Обязанностью его было изучать приемы первобытной охоты и собирать коренья к столу. Обычно он играл в стойбище, приглядываясь заодно к работе взрослых. В двадцать один год ему предстояло пройти обряд посвящения в охотники, а до тех пор он должен был помогать женщинам.

Ламинак должна была заниматься вместе с матерью хозяйством и поменьше попадаться на глаза посторонним мужчинам. Девушкам племени запрещалось становиться женщинами, не получив на то общественного одобрения.

Когда Грибердсон был в стойбище, она ходила за ним по пятам, как привязанная, тактично отворачиваясь, если ему нужно было с кем-нибудь поговорить.

Англичанин на нее не сердился.

В тот вечер Дубхаб упорно выклянчивал у Грибердсона рог носорога или бивни мамонта. К утру предстояла большая охота, и ученые — «шашимги» собирались принять в ней участие. Дубхаб ничуть не сомневался, что гремящая палка Грибердсона уложит какого-нибудь крупного зверя, и жаждал подарков. Рог носорога, висевший у входа в шатер воина, считался символом силы, отваги и респектабельности.

Грибердсон тактично и терпеливо напоминал Дубхабу, что по обычаям племени Медведя рог или бивни принадлежат тому, кто их добудет. В ответ коротышка уверял, что могучий охотник Грибердсон убьет много носорогов и мамонтов — неужели ему жалко поделиться одним рогом или парой бивней? Наконец, Грибердсон, устав, заявил, что больше не желает об этом слышать.
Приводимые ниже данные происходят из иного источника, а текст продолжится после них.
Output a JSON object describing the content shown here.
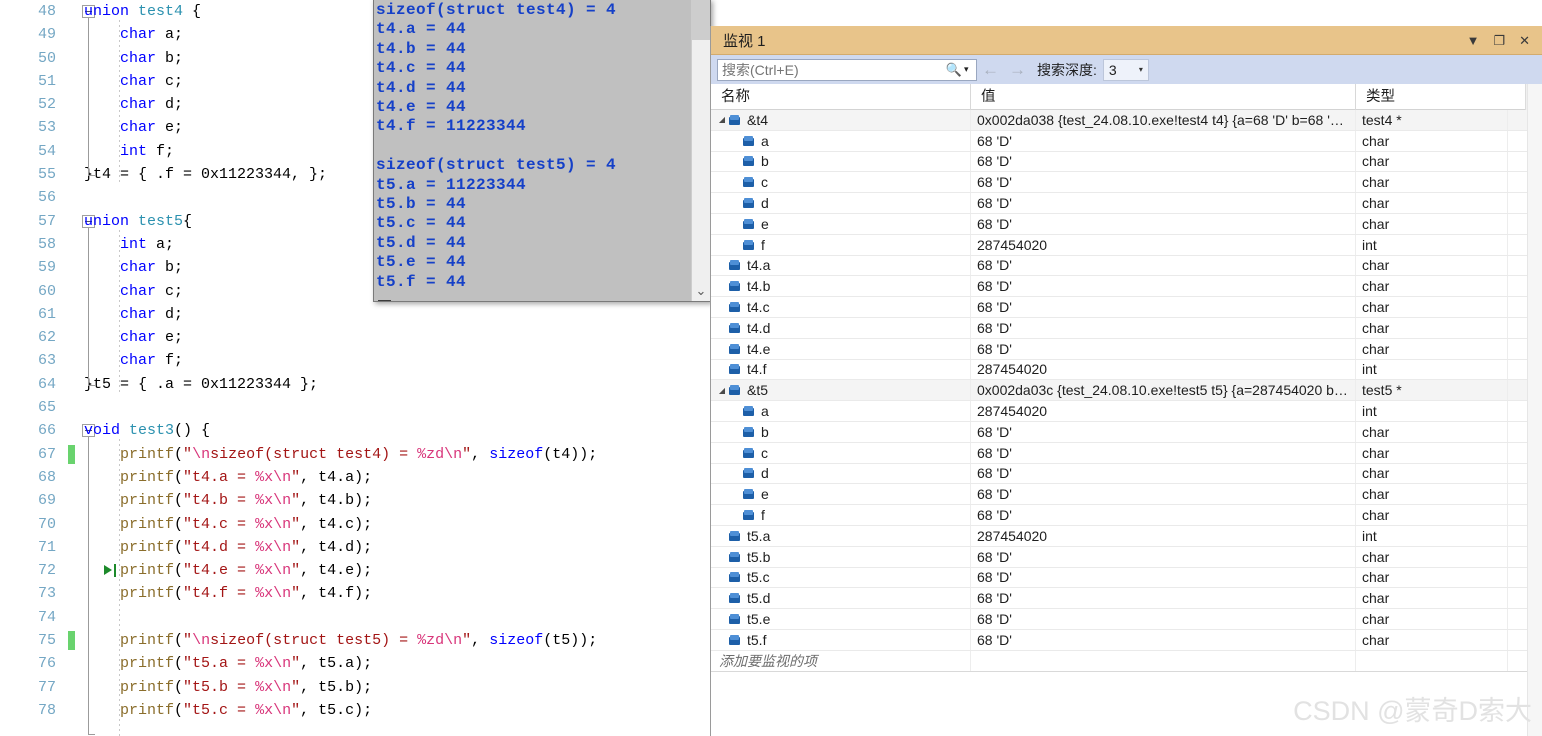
{
  "editor": {
    "first_line_number": 48,
    "lines": [
      {
        "n": 48,
        "fold": true,
        "indent": 0,
        "tokens": [
          {
            "t": "union ",
            "c": "kw"
          },
          {
            "t": "test4",
            "c": "typ"
          },
          {
            "t": " {",
            "c": "pun"
          }
        ]
      },
      {
        "n": 49,
        "tokens": [
          {
            "t": "    ",
            "c": "pun"
          },
          {
            "t": "char",
            "c": "kw"
          },
          {
            "t": " a;",
            "c": "pun"
          }
        ]
      },
      {
        "n": 50,
        "tokens": [
          {
            "t": "    ",
            "c": "pun"
          },
          {
            "t": "char",
            "c": "kw"
          },
          {
            "t": " b;",
            "c": "pun"
          }
        ]
      },
      {
        "n": 51,
        "tokens": [
          {
            "t": "    ",
            "c": "pun"
          },
          {
            "t": "char",
            "c": "kw"
          },
          {
            "t": " c;",
            "c": "pun"
          }
        ]
      },
      {
        "n": 52,
        "tokens": [
          {
            "t": "    ",
            "c": "pun"
          },
          {
            "t": "char",
            "c": "kw"
          },
          {
            "t": " d;",
            "c": "pun"
          }
        ]
      },
      {
        "n": 53,
        "tokens": [
          {
            "t": "    ",
            "c": "pun"
          },
          {
            "t": "char",
            "c": "kw"
          },
          {
            "t": " e;",
            "c": "pun"
          }
        ]
      },
      {
        "n": 54,
        "tokens": [
          {
            "t": "    ",
            "c": "pun"
          },
          {
            "t": "int",
            "c": "kw"
          },
          {
            "t": " f;",
            "c": "pun"
          }
        ]
      },
      {
        "n": 55,
        "tokens": [
          {
            "t": "}t4 = { .f = 0x11223344, };",
            "c": "pun"
          }
        ]
      },
      {
        "n": 56,
        "tokens": []
      },
      {
        "n": 57,
        "fold": true,
        "tokens": [
          {
            "t": "union ",
            "c": "kw"
          },
          {
            "t": "test5",
            "c": "typ"
          },
          {
            "t": "{",
            "c": "pun"
          }
        ]
      },
      {
        "n": 58,
        "tokens": [
          {
            "t": "    ",
            "c": "pun"
          },
          {
            "t": "int",
            "c": "kw"
          },
          {
            "t": " a;",
            "c": "pun"
          }
        ]
      },
      {
        "n": 59,
        "tokens": [
          {
            "t": "    ",
            "c": "pun"
          },
          {
            "t": "char",
            "c": "kw"
          },
          {
            "t": " b;",
            "c": "pun"
          }
        ]
      },
      {
        "n": 60,
        "tokens": [
          {
            "t": "    ",
            "c": "pun"
          },
          {
            "t": "char",
            "c": "kw"
          },
          {
            "t": " c;",
            "c": "pun"
          }
        ]
      },
      {
        "n": 61,
        "tokens": [
          {
            "t": "    ",
            "c": "pun"
          },
          {
            "t": "char",
            "c": "kw"
          },
          {
            "t": " d;",
            "c": "pun"
          }
        ]
      },
      {
        "n": 62,
        "tokens": [
          {
            "t": "    ",
            "c": "pun"
          },
          {
            "t": "char",
            "c": "kw"
          },
          {
            "t": " e;",
            "c": "pun"
          }
        ]
      },
      {
        "n": 63,
        "tokens": [
          {
            "t": "    ",
            "c": "pun"
          },
          {
            "t": "char",
            "c": "kw"
          },
          {
            "t": " f;",
            "c": "pun"
          }
        ]
      },
      {
        "n": 64,
        "tokens": [
          {
            "t": "}t5 = { .a = 0x11223344 };",
            "c": "pun"
          }
        ]
      },
      {
        "n": 65,
        "tokens": []
      },
      {
        "n": 66,
        "fold": true,
        "tokens": [
          {
            "t": "void ",
            "c": "kw"
          },
          {
            "t": "test3",
            "c": "typ"
          },
          {
            "t": "() {",
            "c": "pun"
          }
        ]
      },
      {
        "n": 67,
        "changebar": true,
        "tokens": [
          {
            "t": "    ",
            "c": "pun"
          },
          {
            "t": "printf",
            "c": "fn"
          },
          {
            "t": "(",
            "c": "pun"
          },
          {
            "t": "\"",
            "c": "str"
          },
          {
            "t": "\\n",
            "c": "esc"
          },
          {
            "t": "sizeof(struct test4) = ",
            "c": "str"
          },
          {
            "t": "%zd",
            "c": "esc"
          },
          {
            "t": "\\n",
            "c": "esc"
          },
          {
            "t": "\"",
            "c": "str"
          },
          {
            "t": ", ",
            "c": "pun"
          },
          {
            "t": "sizeof",
            "c": "kw"
          },
          {
            "t": "(t4));",
            "c": "pun"
          }
        ]
      },
      {
        "n": 68,
        "tokens": [
          {
            "t": "    ",
            "c": "pun"
          },
          {
            "t": "printf",
            "c": "fn"
          },
          {
            "t": "(",
            "c": "pun"
          },
          {
            "t": "\"t4.a = ",
            "c": "str"
          },
          {
            "t": "%x",
            "c": "esc"
          },
          {
            "t": "\\n",
            "c": "esc"
          },
          {
            "t": "\"",
            "c": "str"
          },
          {
            "t": ", t4.a);",
            "c": "pun"
          }
        ]
      },
      {
        "n": 69,
        "tokens": [
          {
            "t": "    ",
            "c": "pun"
          },
          {
            "t": "printf",
            "c": "fn"
          },
          {
            "t": "(",
            "c": "pun"
          },
          {
            "t": "\"t4.b = ",
            "c": "str"
          },
          {
            "t": "%x",
            "c": "esc"
          },
          {
            "t": "\\n",
            "c": "esc"
          },
          {
            "t": "\"",
            "c": "str"
          },
          {
            "t": ", t4.b);",
            "c": "pun"
          }
        ]
      },
      {
        "n": 70,
        "tokens": [
          {
            "t": "    ",
            "c": "pun"
          },
          {
            "t": "printf",
            "c": "fn"
          },
          {
            "t": "(",
            "c": "pun"
          },
          {
            "t": "\"t4.c = ",
            "c": "str"
          },
          {
            "t": "%x",
            "c": "esc"
          },
          {
            "t": "\\n",
            "c": "esc"
          },
          {
            "t": "\"",
            "c": "str"
          },
          {
            "t": ", t4.c);",
            "c": "pun"
          }
        ]
      },
      {
        "n": 71,
        "tokens": [
          {
            "t": "    ",
            "c": "pun"
          },
          {
            "t": "printf",
            "c": "fn"
          },
          {
            "t": "(",
            "c": "pun"
          },
          {
            "t": "\"t4.d = ",
            "c": "str"
          },
          {
            "t": "%x",
            "c": "esc"
          },
          {
            "t": "\\n",
            "c": "esc"
          },
          {
            "t": "\"",
            "c": "str"
          },
          {
            "t": ", t4.d);",
            "c": "pun"
          }
        ]
      },
      {
        "n": 72,
        "current": true,
        "tokens": [
          {
            "t": "    ",
            "c": "pun"
          },
          {
            "t": "printf",
            "c": "fn"
          },
          {
            "t": "(",
            "c": "pun"
          },
          {
            "t": "\"t4.e = ",
            "c": "str"
          },
          {
            "t": "%x",
            "c": "esc"
          },
          {
            "t": "\\n",
            "c": "esc"
          },
          {
            "t": "\"",
            "c": "str"
          },
          {
            "t": ", t4.e);",
            "c": "pun"
          }
        ]
      },
      {
        "n": 73,
        "tokens": [
          {
            "t": "    ",
            "c": "pun"
          },
          {
            "t": "printf",
            "c": "fn"
          },
          {
            "t": "(",
            "c": "pun"
          },
          {
            "t": "\"t4.f = ",
            "c": "str"
          },
          {
            "t": "%x",
            "c": "esc"
          },
          {
            "t": "\\n",
            "c": "esc"
          },
          {
            "t": "\"",
            "c": "str"
          },
          {
            "t": ", t4.f);",
            "c": "pun"
          }
        ]
      },
      {
        "n": 74,
        "tokens": []
      },
      {
        "n": 75,
        "changebar": true,
        "tokens": [
          {
            "t": "    ",
            "c": "pun"
          },
          {
            "t": "printf",
            "c": "fn"
          },
          {
            "t": "(",
            "c": "pun"
          },
          {
            "t": "\"",
            "c": "str"
          },
          {
            "t": "\\n",
            "c": "esc"
          },
          {
            "t": "sizeof(struct test5) = ",
            "c": "str"
          },
          {
            "t": "%zd",
            "c": "esc"
          },
          {
            "t": "\\n",
            "c": "esc"
          },
          {
            "t": "\"",
            "c": "str"
          },
          {
            "t": ", ",
            "c": "pun"
          },
          {
            "t": "sizeof",
            "c": "kw"
          },
          {
            "t": "(t5));",
            "c": "pun"
          }
        ]
      },
      {
        "n": 76,
        "tokens": [
          {
            "t": "    ",
            "c": "pun"
          },
          {
            "t": "printf",
            "c": "fn"
          },
          {
            "t": "(",
            "c": "pun"
          },
          {
            "t": "\"t5.a = ",
            "c": "str"
          },
          {
            "t": "%x",
            "c": "esc"
          },
          {
            "t": "\\n",
            "c": "esc"
          },
          {
            "t": "\"",
            "c": "str"
          },
          {
            "t": ", t5.a);",
            "c": "pun"
          }
        ]
      },
      {
        "n": 77,
        "tokens": [
          {
            "t": "    ",
            "c": "pun"
          },
          {
            "t": "printf",
            "c": "fn"
          },
          {
            "t": "(",
            "c": "pun"
          },
          {
            "t": "\"t5.b = ",
            "c": "str"
          },
          {
            "t": "%x",
            "c": "esc"
          },
          {
            "t": "\\n",
            "c": "esc"
          },
          {
            "t": "\"",
            "c": "str"
          },
          {
            "t": ", t5.b);",
            "c": "pun"
          }
        ]
      },
      {
        "n": 78,
        "tokens": [
          {
            "t": "    ",
            "c": "pun"
          },
          {
            "t": "printf",
            "c": "fn"
          },
          {
            "t": "(",
            "c": "pun"
          },
          {
            "t": "\"t5.c = ",
            "c": "str"
          },
          {
            "t": "%x",
            "c": "esc"
          },
          {
            "t": "\\n",
            "c": "esc"
          },
          {
            "t": "\"",
            "c": "str"
          },
          {
            "t": ", t5.c);",
            "c": "pun"
          }
        ]
      }
    ]
  },
  "console": {
    "lines": [
      "sizeof(struct test4) = 4",
      "t4.a = 44",
      "t4.b = 44",
      "t4.c = 44",
      "t4.d = 44",
      "t4.e = 44",
      "t4.f = 11223344",
      "",
      "sizeof(struct test5) = 4",
      "t5.a = 11223344",
      "t5.b = 44",
      "t5.c = 44",
      "t5.d = 44",
      "t5.e = 44",
      "t5.f = 44"
    ],
    "scroll_down_glyph": "⌄"
  },
  "watch": {
    "title": "监视 1",
    "title_buttons": {
      "menu": "▼",
      "maximize": "❐",
      "close": "✕"
    },
    "search": {
      "placeholder": "搜索(Ctrl+E)",
      "value": "",
      "icon": "🔍",
      "caret": "▾"
    },
    "nav": {
      "back": "←",
      "forward": "→"
    },
    "depth": {
      "label": "搜索深度:",
      "value": "3",
      "caret": "▾"
    },
    "columns": {
      "name": "名称",
      "value": "值",
      "type": "类型"
    },
    "scroll_up_glyph": "▲",
    "add_item_placeholder": "添加要监视的项",
    "rows": [
      {
        "indent": 0,
        "expander": "◢",
        "name": "&t4",
        "value": "0x002da038 {test_24.08.10.exe!test4 t4} {a=68 'D' b=68 '…",
        "type": "test4 *",
        "root": true
      },
      {
        "indent": 1,
        "name": "a",
        "value": "68 'D'",
        "type": "char"
      },
      {
        "indent": 1,
        "name": "b",
        "value": "68 'D'",
        "type": "char"
      },
      {
        "indent": 1,
        "name": "c",
        "value": "68 'D'",
        "type": "char"
      },
      {
        "indent": 1,
        "name": "d",
        "value": "68 'D'",
        "type": "char"
      },
      {
        "indent": 1,
        "name": "e",
        "value": "68 'D'",
        "type": "char"
      },
      {
        "indent": 1,
        "name": "f",
        "value": "287454020",
        "type": "int"
      },
      {
        "indent": 0,
        "name": "t4.a",
        "value": "68 'D'",
        "type": "char"
      },
      {
        "indent": 0,
        "name": "t4.b",
        "value": "68 'D'",
        "type": "char"
      },
      {
        "indent": 0,
        "name": "t4.c",
        "value": "68 'D'",
        "type": "char"
      },
      {
        "indent": 0,
        "name": "t4.d",
        "value": "68 'D'",
        "type": "char"
      },
      {
        "indent": 0,
        "name": "t4.e",
        "value": "68 'D'",
        "type": "char"
      },
      {
        "indent": 0,
        "name": "t4.f",
        "value": "287454020",
        "type": "int"
      },
      {
        "indent": 0,
        "expander": "◢",
        "name": "&t5",
        "value": "0x002da03c {test_24.08.10.exe!test5 t5} {a=287454020 b…",
        "type": "test5 *",
        "root": true
      },
      {
        "indent": 1,
        "name": "a",
        "value": "287454020",
        "type": "int"
      },
      {
        "indent": 1,
        "name": "b",
        "value": "68 'D'",
        "type": "char"
      },
      {
        "indent": 1,
        "name": "c",
        "value": "68 'D'",
        "type": "char"
      },
      {
        "indent": 1,
        "name": "d",
        "value": "68 'D'",
        "type": "char"
      },
      {
        "indent": 1,
        "name": "e",
        "value": "68 'D'",
        "type": "char"
      },
      {
        "indent": 1,
        "name": "f",
        "value": "68 'D'",
        "type": "char"
      },
      {
        "indent": 0,
        "name": "t5.a",
        "value": "287454020",
        "type": "int"
      },
      {
        "indent": 0,
        "name": "t5.b",
        "value": "68 'D'",
        "type": "char"
      },
      {
        "indent": 0,
        "name": "t5.c",
        "value": "68 'D'",
        "type": "char"
      },
      {
        "indent": 0,
        "name": "t5.d",
        "value": "68 'D'",
        "type": "char"
      },
      {
        "indent": 0,
        "name": "t5.e",
        "value": "68 'D'",
        "type": "char"
      },
      {
        "indent": 0,
        "name": "t5.f",
        "value": "68 'D'",
        "type": "char"
      }
    ]
  },
  "watermark": {
    "text": "CSDN @蒙奇D索大"
  },
  "colors": {
    "watch_title_bg": "#e8c48a",
    "watch_toolbar_bg": "#cfd9ef",
    "console_bg": "#c0c0c0",
    "console_text": "#1540c8",
    "keyword": "#0000ff",
    "type": "#2b91af",
    "string": "#a31515",
    "escape": "#d8357a",
    "function": "#8a6d2b",
    "line_number": "#74a7c4",
    "changebar": "#69d36e",
    "cube_icon": "#1d5fa8"
  }
}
Прежде всего он не намерен применять на охоте гремящую палку. Фон Биллман будет страховать его с ружьем, но выстрелит лишь в крайнем случае. Он, Грибердсон, будет охотиться с оружием племени.

Дубхаб выслушал и недоверчиво улыбнулся. Грибердсон — или Курик, как его называли в племени — властелин Гремучей Смерти, и вдруг будет охотиться с простым копьем?
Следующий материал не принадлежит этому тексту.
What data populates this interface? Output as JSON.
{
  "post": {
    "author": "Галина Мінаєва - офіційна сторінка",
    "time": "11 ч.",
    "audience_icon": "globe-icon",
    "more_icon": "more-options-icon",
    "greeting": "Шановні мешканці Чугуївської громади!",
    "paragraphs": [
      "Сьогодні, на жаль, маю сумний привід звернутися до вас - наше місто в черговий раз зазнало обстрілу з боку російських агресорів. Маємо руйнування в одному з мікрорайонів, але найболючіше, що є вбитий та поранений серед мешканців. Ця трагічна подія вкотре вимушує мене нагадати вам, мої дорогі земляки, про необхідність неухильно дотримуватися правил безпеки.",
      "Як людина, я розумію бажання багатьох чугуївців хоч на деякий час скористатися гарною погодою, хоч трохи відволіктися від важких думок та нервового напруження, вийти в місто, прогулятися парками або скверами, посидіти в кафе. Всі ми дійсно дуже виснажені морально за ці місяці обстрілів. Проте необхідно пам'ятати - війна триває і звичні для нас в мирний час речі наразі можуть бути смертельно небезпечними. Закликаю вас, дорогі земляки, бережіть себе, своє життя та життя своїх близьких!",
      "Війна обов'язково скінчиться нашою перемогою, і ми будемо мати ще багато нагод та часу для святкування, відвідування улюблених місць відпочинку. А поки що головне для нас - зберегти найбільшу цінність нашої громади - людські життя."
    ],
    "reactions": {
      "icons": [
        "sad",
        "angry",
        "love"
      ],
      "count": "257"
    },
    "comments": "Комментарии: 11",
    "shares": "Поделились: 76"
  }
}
— Но и тогда, — заныл Дубхаб, — он останется великим охотником, самым могучим и самым сильным, он убьет копьем дюжину огромных зверей, так почему бы ему не подарить один рог или одну пару…

Дубхаб успел смертельно надоесть англичанину, но оборвать поток льстивой и алчной болтовни тот не мог, опасаясь испортить отношения с отцом Ламинак. Все же он не выдержал, резко поднялся, пожелал хозяевам спокойной ночи и вышел. Остальные удивились, но последовали за ним.
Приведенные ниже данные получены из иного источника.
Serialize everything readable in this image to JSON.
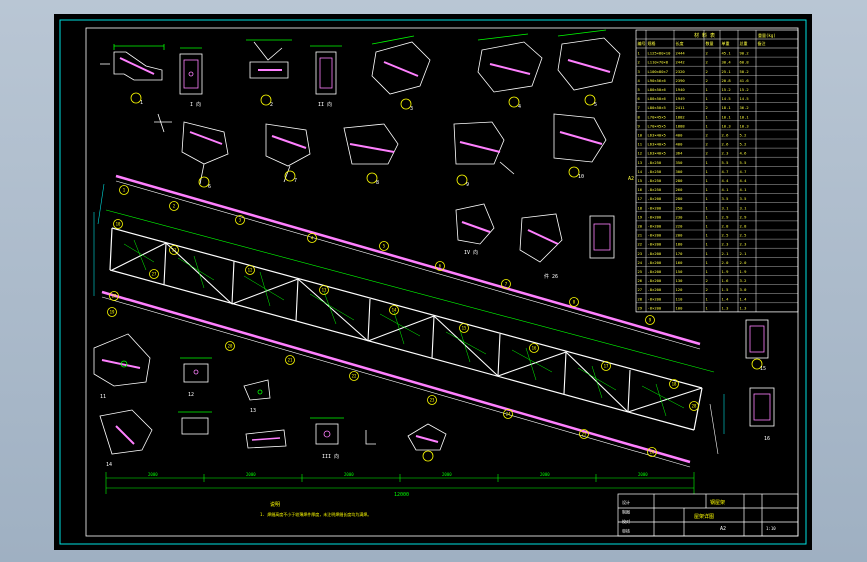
{
  "drawing": {
    "bom_title": "材 料 表",
    "bom_weight_label": "重量(kg)",
    "bom_columns": [
      "编号",
      "规格",
      "长度",
      "数量",
      "单重",
      "总重",
      "备注"
    ],
    "bom_rows": [
      [
        "1",
        "L125×80×10",
        "2444",
        "2",
        "45.1",
        "90.2"
      ],
      [
        "2",
        "L110×70×8",
        "2442",
        "2",
        "30.4",
        "60.8"
      ],
      [
        "3",
        "L100×80×7",
        "2320",
        "2",
        "25.1",
        "50.2"
      ],
      [
        "4",
        "L90×56×6",
        "2390",
        "2",
        "20.8",
        "41.6"
      ],
      [
        "5",
        "L80×50×6",
        "1940",
        "1",
        "15.2",
        "15.2"
      ],
      [
        "6",
        "L80×50×6",
        "1949",
        "1",
        "14.5",
        "14.5"
      ],
      [
        "7",
        "L80×50×5",
        "2411",
        "2",
        "18.1",
        "36.2"
      ],
      [
        "8",
        "L70×45×5",
        "1882",
        "1",
        "10.1",
        "10.1"
      ],
      [
        "9",
        "L70×45×5",
        "1888",
        "1",
        "10.3",
        "10.3"
      ],
      [
        "10",
        "L63×40×5",
        "400",
        "2",
        "2.6",
        "5.2"
      ],
      [
        "11",
        "L63×40×5",
        "400",
        "2",
        "2.6",
        "5.2"
      ],
      [
        "12",
        "L63×40×5",
        "364",
        "2",
        "2.3",
        "4.6"
      ],
      [
        "13",
        "-8×250",
        "350",
        "1",
        "5.5",
        "5.5"
      ],
      [
        "14",
        "-8×250",
        "300",
        "1",
        "4.7",
        "4.7"
      ],
      [
        "15",
        "-8×250",
        "280",
        "1",
        "4.4",
        "4.4"
      ],
      [
        "16",
        "-8×250",
        "260",
        "1",
        "4.1",
        "4.1"
      ],
      [
        "17",
        "-8×200",
        "280",
        "1",
        "3.5",
        "3.5"
      ],
      [
        "18",
        "-8×200",
        "250",
        "1",
        "3.1",
        "3.1"
      ],
      [
        "19",
        "-8×200",
        "230",
        "1",
        "2.9",
        "2.9"
      ],
      [
        "20",
        "-8×200",
        "220",
        "1",
        "2.8",
        "2.8"
      ],
      [
        "21",
        "-8×200",
        "200",
        "1",
        "2.5",
        "2.5"
      ],
      [
        "22",
        "-8×200",
        "180",
        "1",
        "2.3",
        "2.3"
      ],
      [
        "23",
        "-8×200",
        "170",
        "1",
        "2.1",
        "2.1"
      ],
      [
        "24",
        "-8×200",
        "160",
        "1",
        "2.0",
        "2.0"
      ],
      [
        "25",
        "-8×200",
        "150",
        "1",
        "1.9",
        "1.9"
      ],
      [
        "26",
        "-8×200",
        "130",
        "2",
        "1.6",
        "3.2"
      ],
      [
        "27",
        "-8×200",
        "120",
        "2",
        "1.5",
        "3.0"
      ],
      [
        "28",
        "-8×200",
        "110",
        "1",
        "1.4",
        "1.4"
      ],
      [
        "29",
        "-8×200",
        "100",
        "1",
        "1.3",
        "1.3"
      ]
    ],
    "bom_side_label": "A2",
    "view_labels": [
      "1",
      "I 向",
      "2",
      "II 向",
      "3",
      "4",
      "5",
      "6",
      "7",
      "8",
      "9",
      "10",
      "11",
      "12",
      "13",
      "14",
      "15",
      "16",
      "III 向",
      "IV 向",
      "件 26"
    ],
    "bubbles": [
      "1",
      "2",
      "3",
      "4",
      "5",
      "6",
      "7",
      "8",
      "9",
      "10",
      "11",
      "12",
      "13",
      "14",
      "15",
      "16",
      "17",
      "18",
      "19",
      "20",
      "21",
      "22",
      "23",
      "24",
      "25",
      "26",
      "27",
      "28",
      "29"
    ],
    "dim_total": "12000",
    "dims_bottom": [
      "2000",
      "2000",
      "2000",
      "2000",
      "2000",
      "2000"
    ],
    "notes_title": "说明",
    "notes_line": "1. 焊缝高度不小于较薄焊件厚度，未注明焊缝长度均为满焊。",
    "title_block": {
      "project": "钢屋架",
      "drawing_name": "屋架详图",
      "sheet_size": "A2",
      "scale": "1:10",
      "rows": [
        "设计",
        "制图",
        "校对",
        "审核"
      ]
    },
    "colors": {
      "frame": "#00e0e0",
      "chord": "#ff80ff",
      "member": "#ffffff",
      "dim": "#00ff00",
      "text": "#00ff00",
      "bubble": "#ffff00",
      "table": "#ffff40"
    }
  }
}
Вокруг костра, к которому они подошли выйдя из шатра Дубхаба, сидели Таммаш, певец Везвим, Гламуг и Ангрогрим.

Жители стойбища каждый вечер желали вождю доброй ночи, и ученые старались во всем следовать обычаям туземцев. Когда Грибердсон и его спутники подошли, сидевшие встали. Гламуг поднялся последним. Причиной тому была не гордость, а застарелый ревматизм.

Гламуг был талантливым шаманом, весьма сведущим в своей профессии. Он хорошо танцевал и, если бы не ревматизм, делал бы это еще эффектнее. Грибердсон в течение нескольких вечеров листал медицинские справочники, разыскивая методику лечения ревматизма. Он помнил, что в дни его юности ревматизм еще существовал. Но экспедиция обеспечивалась самой новейшей литературой, и эта болезнь, от которой человечество двадцать первого века надежно отгородилось генным иммунитетом, проскользнула между пальцами медицинских консультантов, привлеченных к работе над проектом. Впрочем, составители справочников упустили лишь немногие болезни, распространенные в эпоху палеолита.

Кроме того, руководители проекта не ставили целью экспедиции исцелять каждого встречного.

Старейшины попрощались и ушли.

Ученые зажгли фонари и отправились к себе. Лагерь встретил их визгом и хохотом гиен, бродивших вокруг берлоги. Когда ночи стояли холодные, гиены прятались в пещерах. С потеплением поселение исследователей привлекло к себе всех окрестных хищников, в том числе и гиен. Звери эти были достаточно опасны, потому что нападали стаями, отличались хитростью и нахальством и имели челюсти, не уступающие по силе челюстям пещерного льва.

Найдя медвежат невредимыми, а их пищу нетронутой, люди успокоились и, распрощавшись до утра, отправились спать. В три часа ночи Грибердсона и фон Биллмана разбудил сигнал будильника. Они быстро позавтракали и оделись. Фон Биллман надел комбинезон цвета хаки и сапоги, а Грибердсон набедренную повязку, пояс и сделанную из куска шкуры накидку. Через несколько минут вышли и Силверстейны.